His boy is at a highrise hotel in Lakeland Florida with a burst cpvc line. It's a 1.25" line coming off of a boiler on the ground floor. The boilers were cranked up to 180F and they have booster pumps. The pipe ballooned up and burst. They don't have any 1.25" cpvc fittings and all the supply houses are now closed. They said it's not a critical line and it can just be capped off for tonight, they just can't figure out how to pull that off with no fittings.

I offer up 2 solutions:

1. Get a piece of 1" cpvc pipe about 1' long and glue a cap on the end. Sand the outside of the pipe and the inside of the 1.25" pipe to be tempt-off. Glue your 1" into your 1.25" with a very deep weld. Several inches if possible to get as much surface area as you can. Get 4 hose clamps. Cut the worm drive off of 1 to make a band strap. Place the strap over the end of the 1" cap sticking out of the 1.25" line. Clamp the strap using 3 hose clamps over the 1.25" pipe to make a thrust block.

2. Heat up the 1.25" pipe with a torch or heat gun and clamp it flat while applying glue to the inside. Let it cool down. Air lock that section of the system and pull a vacuum using the boilers draining down and put some glue on the end of the clamp to seal any remaining voids in the "flange" area. Let that setup and put a bucket under it. 
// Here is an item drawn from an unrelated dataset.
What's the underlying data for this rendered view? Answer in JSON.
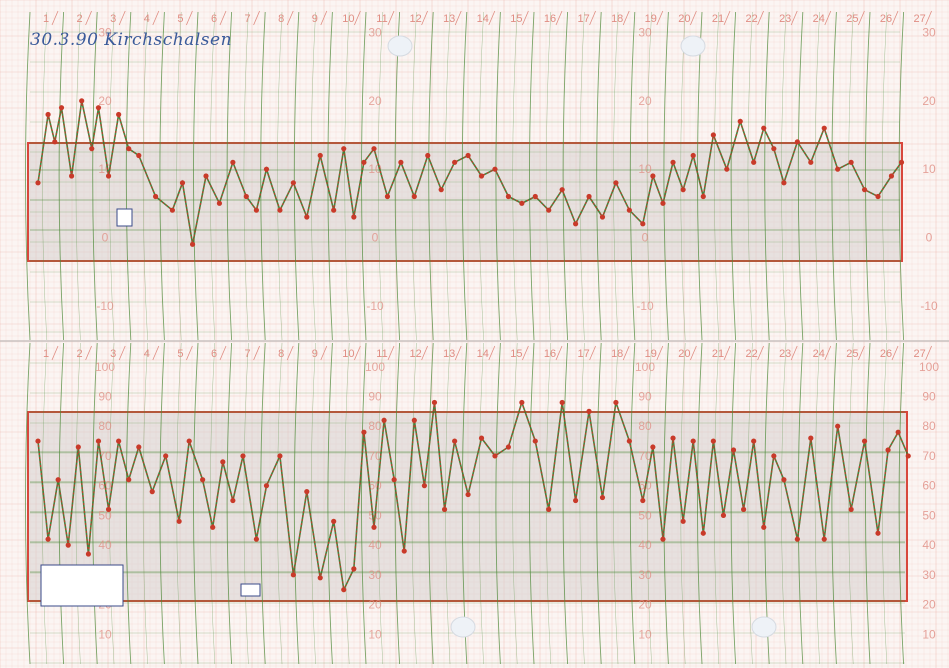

Tell the maintenance guy to sit there in front of it all night until you get back with 1.25" fittings and pipe in the AM :laughing:.

Any other ideas?

Of yeah I sent him a pic message with an example.


----------



## robthaplumber (Jan 27, 2010)

Protech or Mcgyver?? I like it:thumbup:


----------



## TheMaster (Jun 12, 2009)

Isn't it the same O.D as copper?......Just use a dressler coupling and short piece with a cap......brace that mofo good so it wont blow off......Its temp till tom. anyway right?


----------



## ROCKSTARPLUMBER (Dec 14, 2008)

Handy Manny strikes again.:laughing:


----------



## Protech (Sep 22, 2008)

Yeah, just a temp till the AM when they can get the fittings.



TheMaster said:


> Isn't it the same O.D as copper?......Just use a dressler coupling and short piece with a cap......brace that mofo good so it wont blow off......Its temp till tom. anyway right?


----------



## GREENPLUM (Jul 27, 2008)

i got 2 right now, and ill give them to ya free of charge


----------



## Protech (Sep 22, 2008)

Figures, and I went thru all dat fer nothin.:laughing:


----------



## ROCKSTARPLUMBER (Dec 14, 2008)

GREENPLUM said:


> i got 2 right now, and ill give them to ya free of charge



BUild a spud gun out of 24" pipe, with a 1.5" barrel, and they may land in his backyard.:laughing:


----------



## OldSchool (Jan 30, 2010)

better solution.... find out where the manager lives from the supply house and get him to open the store.


----------



## plumb4fun (Feb 18, 2009)

Hey, don't they make Sharkbites that big yet? LOL :laughing:


----------